As a result of the pain, grief, and stress coming from the horrific events of the past week, many people will experience sleep disruptions, including trouble falling asleep, staying asleep, waking early, or having nightmares. Children are particularly vulnerable to these problems. Lost sleep or excessive daytime sleepiness (EDS) contribute to feelings of adversity, can seem like one more 'loss of control,' and robs us of the opportunity to restore ourselves physically, emotionally, and even cognitively.
In order to help people address their need for sleep and sleep problems, and maximize the sleep they do get during these trying times, the National Sleep Foundation (NSF) offers the following information and tips:
Insomnia is characterized by difficulty falling asleep, waking up frequently during the night, waking up too early or feeling unrefreshed upon awakening. If these symptoms persist for more than a few days, seek help from a physician or other health care provider. Be cautious about self-treatments such as alcoholic beverages that may worsen the problem or not be effective.
Sleep experts recommend the following tips for good sleep:
- Engage in a relaxing, non-alerting activity at bedtime such as reading or listening to music. For some people, soaking in a warm bath can be helpful. Avoid activities that are mentally or physically stimulating.
- Do not eat or drink too much before bedtime.
- Only get into bed when you're tired. If you don't fall asleep within 15 minutes, get out of bed, go to another room and engage in a relaxing activity such as reading. Return to your bed when you're sleepy.
- Create a sleep-promoting environment that is quiet, dark, cool and comfortable.
During the day:
- Consume less or no caffeine.
- Avoid alcohol and nicotine, especially close to bedtime.
- Exercise, but not within 3 hours before bedtime.
Short naps (l5-45 minutes) are effective in relieving acute sleepiness and restoring alertness, but for people suffering from insomnia, they should be avoided.
Nightmares can increase during periods of great stress for all people, though they occur most frequently in children age 3-6. Avoid eating or taking high-dose vitamins before bed, which can increase brain activity and the onset of nightmares. Also avoid alcohol, caffeine and other stimulants. Exercise and relaxation techniques may be helpful.
Excessive Daytime Sleepiness (EDS) and Fatigue, with symptoms such as difficulty concentrating or dozing off while watching TV or reading, is best handled by stopping what you are doing and taking a nap, or retiring early and going to sleep. Be cautious about treating EDS with caffeine or over-the- counter stimulants as they temporarily mask sleep loss and can cause sleep disruption. If EDS persists for more than a few days, speak to a physician or other health care provider.
At times of acute stress or trauma, parents and guardians should expect children to experience sleep problems, regardless of their age. It may take a few weeks for them to get back to their normal routines, but if the problems continue beyond that time, consider seeking further help from your child's physician or other health care provider, the school psychologist, or the child's teacher.
There are things parents can do to help minimize the impact of these tragic events on their children, and help them get a restful night's sleep.
For all children:
- Your child's anxiety may affect falling asleep. Find out about his/her concerns and talk about them. While you should try to avoid these conversations at bedtime, don't shut off the conversation; talk briefly and offer to continue the conversation tomorrow.
- To avoid insomnia, try to maintain your child's usual bedtime and bedtime routines.
- Avoid foods and beverages containing caffeine at least four hours before bedtime, and exposure to news broadcasts at least an hour before bedtime.
Middle School and Younger Children
- If your child has trouble falling asleep alone, avoid a drastic response (e.g. everyone sleeping together). Stay near until the child falls asleep. Provide reassurance by telling him/her you will check in.
- Turn on a light in the hallway or next room, but not the bedroom. Music can provide some soothing noise. The presence of a family pet in the bedroom (even a goldfish!) is often reassuring.

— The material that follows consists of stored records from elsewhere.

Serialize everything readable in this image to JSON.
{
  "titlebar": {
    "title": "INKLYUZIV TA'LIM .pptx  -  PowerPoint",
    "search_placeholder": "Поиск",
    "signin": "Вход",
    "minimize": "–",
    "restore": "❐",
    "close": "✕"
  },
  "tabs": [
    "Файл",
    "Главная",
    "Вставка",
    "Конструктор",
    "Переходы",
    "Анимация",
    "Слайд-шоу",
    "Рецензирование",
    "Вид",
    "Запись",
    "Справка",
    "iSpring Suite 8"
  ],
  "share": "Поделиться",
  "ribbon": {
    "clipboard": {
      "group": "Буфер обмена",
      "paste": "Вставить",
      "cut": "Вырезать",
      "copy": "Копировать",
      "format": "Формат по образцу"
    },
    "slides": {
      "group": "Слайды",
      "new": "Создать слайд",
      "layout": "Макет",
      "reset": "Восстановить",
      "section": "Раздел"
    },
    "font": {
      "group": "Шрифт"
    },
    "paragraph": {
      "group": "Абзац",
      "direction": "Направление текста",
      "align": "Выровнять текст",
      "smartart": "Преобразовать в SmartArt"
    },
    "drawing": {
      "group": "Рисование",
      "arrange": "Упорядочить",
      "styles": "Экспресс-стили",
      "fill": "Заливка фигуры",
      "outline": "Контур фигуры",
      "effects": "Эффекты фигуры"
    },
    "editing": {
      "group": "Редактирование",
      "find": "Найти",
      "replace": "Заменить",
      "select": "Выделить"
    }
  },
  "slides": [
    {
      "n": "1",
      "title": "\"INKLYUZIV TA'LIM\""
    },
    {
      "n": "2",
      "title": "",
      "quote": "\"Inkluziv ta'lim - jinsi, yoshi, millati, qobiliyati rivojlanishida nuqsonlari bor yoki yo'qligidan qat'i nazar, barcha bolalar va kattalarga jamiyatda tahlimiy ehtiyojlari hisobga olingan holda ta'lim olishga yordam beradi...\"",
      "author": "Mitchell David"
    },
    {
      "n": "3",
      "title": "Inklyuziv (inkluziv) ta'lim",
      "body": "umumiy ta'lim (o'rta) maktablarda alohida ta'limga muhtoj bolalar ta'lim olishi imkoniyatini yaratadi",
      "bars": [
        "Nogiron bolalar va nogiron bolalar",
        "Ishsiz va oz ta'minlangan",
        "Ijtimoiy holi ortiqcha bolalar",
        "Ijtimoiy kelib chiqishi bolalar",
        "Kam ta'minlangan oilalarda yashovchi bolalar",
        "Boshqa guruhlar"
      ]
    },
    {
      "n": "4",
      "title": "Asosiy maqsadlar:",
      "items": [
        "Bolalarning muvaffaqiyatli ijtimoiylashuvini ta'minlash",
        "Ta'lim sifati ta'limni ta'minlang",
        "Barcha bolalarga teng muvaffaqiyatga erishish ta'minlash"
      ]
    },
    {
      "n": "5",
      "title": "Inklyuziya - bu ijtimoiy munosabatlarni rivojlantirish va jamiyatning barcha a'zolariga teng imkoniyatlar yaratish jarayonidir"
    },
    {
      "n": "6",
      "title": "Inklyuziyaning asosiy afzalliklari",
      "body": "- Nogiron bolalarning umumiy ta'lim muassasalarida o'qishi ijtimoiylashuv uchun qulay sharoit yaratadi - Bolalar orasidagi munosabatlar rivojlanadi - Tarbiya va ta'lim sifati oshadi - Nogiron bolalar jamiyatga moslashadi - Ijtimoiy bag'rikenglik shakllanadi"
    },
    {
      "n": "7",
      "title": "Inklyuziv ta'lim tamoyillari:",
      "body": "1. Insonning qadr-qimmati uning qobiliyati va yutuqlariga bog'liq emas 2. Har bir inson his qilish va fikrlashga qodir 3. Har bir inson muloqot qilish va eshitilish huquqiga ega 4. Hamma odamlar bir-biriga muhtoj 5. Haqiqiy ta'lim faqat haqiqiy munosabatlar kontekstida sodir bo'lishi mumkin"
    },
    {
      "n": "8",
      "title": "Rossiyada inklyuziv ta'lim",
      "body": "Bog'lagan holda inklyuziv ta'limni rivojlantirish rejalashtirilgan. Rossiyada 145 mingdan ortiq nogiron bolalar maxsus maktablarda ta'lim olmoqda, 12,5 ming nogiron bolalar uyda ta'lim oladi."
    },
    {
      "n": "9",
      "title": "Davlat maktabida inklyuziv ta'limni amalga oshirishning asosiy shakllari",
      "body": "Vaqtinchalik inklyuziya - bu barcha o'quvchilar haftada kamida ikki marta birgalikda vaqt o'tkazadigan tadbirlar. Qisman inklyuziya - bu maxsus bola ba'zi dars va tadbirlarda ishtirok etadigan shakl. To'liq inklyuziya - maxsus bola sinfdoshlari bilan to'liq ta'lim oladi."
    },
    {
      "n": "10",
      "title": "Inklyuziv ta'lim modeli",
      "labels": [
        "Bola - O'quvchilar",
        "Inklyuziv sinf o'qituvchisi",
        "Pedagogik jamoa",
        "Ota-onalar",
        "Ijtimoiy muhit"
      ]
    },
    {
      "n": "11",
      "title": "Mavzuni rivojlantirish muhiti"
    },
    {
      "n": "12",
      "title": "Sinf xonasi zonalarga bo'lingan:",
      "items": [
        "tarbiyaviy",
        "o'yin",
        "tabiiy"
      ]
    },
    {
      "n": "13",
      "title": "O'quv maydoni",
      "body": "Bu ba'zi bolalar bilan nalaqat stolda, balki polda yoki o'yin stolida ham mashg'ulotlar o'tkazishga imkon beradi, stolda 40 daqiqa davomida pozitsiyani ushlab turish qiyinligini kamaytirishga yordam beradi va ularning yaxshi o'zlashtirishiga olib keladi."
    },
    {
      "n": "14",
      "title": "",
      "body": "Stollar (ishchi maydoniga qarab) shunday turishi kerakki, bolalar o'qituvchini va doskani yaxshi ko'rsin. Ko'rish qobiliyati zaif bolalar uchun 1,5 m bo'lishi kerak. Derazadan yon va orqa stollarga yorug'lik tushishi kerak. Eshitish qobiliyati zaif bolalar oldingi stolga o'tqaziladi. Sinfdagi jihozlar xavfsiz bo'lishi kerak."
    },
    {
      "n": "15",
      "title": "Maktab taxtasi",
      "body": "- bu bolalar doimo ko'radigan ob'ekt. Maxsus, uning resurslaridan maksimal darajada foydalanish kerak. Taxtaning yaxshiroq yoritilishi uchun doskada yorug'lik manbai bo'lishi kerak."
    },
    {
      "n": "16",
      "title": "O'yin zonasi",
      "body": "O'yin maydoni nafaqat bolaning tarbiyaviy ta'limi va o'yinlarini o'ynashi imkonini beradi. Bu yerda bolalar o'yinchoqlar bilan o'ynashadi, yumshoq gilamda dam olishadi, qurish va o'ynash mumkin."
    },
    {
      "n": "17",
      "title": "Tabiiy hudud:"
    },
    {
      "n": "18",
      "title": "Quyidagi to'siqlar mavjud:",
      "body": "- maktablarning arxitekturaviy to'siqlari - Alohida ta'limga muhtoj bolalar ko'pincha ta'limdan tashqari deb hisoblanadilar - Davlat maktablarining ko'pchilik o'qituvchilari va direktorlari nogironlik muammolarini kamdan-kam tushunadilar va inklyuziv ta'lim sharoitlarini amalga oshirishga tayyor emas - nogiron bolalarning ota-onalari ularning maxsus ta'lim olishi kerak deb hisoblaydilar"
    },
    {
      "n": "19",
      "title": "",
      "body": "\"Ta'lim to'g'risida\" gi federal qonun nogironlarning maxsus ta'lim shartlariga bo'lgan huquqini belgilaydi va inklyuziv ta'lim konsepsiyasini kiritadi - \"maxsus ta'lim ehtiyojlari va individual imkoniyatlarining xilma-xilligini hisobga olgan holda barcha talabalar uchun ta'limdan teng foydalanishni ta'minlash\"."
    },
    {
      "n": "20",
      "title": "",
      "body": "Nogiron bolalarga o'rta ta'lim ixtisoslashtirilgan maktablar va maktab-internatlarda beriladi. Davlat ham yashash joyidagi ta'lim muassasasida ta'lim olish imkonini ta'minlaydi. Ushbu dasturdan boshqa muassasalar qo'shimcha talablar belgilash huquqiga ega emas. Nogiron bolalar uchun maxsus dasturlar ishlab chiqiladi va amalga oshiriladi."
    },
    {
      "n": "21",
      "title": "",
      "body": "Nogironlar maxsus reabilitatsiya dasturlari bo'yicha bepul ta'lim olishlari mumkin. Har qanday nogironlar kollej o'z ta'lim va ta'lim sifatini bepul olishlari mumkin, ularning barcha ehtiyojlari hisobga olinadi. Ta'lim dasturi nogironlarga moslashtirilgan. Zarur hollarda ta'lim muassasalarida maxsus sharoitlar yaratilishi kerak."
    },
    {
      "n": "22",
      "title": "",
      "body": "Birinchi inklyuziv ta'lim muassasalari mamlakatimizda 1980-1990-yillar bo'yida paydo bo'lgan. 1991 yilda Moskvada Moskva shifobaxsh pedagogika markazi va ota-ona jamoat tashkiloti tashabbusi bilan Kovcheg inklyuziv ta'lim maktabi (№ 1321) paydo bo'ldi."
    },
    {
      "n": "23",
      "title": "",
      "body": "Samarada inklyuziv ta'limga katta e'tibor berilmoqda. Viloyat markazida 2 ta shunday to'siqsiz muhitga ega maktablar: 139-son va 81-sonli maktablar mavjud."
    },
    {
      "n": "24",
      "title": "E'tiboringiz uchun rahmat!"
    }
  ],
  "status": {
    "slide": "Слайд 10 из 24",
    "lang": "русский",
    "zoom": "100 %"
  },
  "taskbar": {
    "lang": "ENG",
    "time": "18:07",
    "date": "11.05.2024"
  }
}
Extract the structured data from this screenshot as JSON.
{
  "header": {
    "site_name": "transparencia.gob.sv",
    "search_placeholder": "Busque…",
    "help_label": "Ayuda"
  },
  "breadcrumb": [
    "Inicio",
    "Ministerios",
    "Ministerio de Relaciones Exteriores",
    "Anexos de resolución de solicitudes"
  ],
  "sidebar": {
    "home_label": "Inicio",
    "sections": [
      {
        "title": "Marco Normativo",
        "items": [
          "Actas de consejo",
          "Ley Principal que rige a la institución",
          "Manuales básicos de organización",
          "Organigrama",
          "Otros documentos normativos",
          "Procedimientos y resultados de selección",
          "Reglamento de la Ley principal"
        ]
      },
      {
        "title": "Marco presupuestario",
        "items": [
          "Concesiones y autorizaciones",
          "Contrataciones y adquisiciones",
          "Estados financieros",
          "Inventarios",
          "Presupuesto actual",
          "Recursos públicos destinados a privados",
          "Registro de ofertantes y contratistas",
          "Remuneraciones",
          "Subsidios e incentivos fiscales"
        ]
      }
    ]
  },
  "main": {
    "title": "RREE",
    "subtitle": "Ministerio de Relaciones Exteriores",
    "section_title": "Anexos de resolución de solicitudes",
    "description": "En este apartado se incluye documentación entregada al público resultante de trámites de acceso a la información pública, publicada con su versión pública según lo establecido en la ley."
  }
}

- If your child has nightmares and wakes up in the middle of the night, don't have a long discussion about the dream; be reassuring and get the child back to sleep. In the morning, if they tell you about a bad dream, that's a good time to talk either about the dream or the events that may have precipitated it.
- If a child is significantly anxious at bedtime, relaxation techniques (tapes, deep breathing exercises) can be distracting and anxiety- reducing.
Teens may be more affected by these types of events than we realize and, therefore, at higher risk for sleep problems. Their greater understanding of the events can be accompanied by a greater degree of worrying, making them more at risk for insomnia than younger children.
- Show teens the extra support, doting, and soothing that is given to younger children.
- Teens may experience insomnia or phase delay ... going to bed later than usual because of talking on the phone, watching television, e-mailing friends, etc. Parents must set limits on how long this behavior can continue, and get their teen back to a bedtime routine as soon as possible.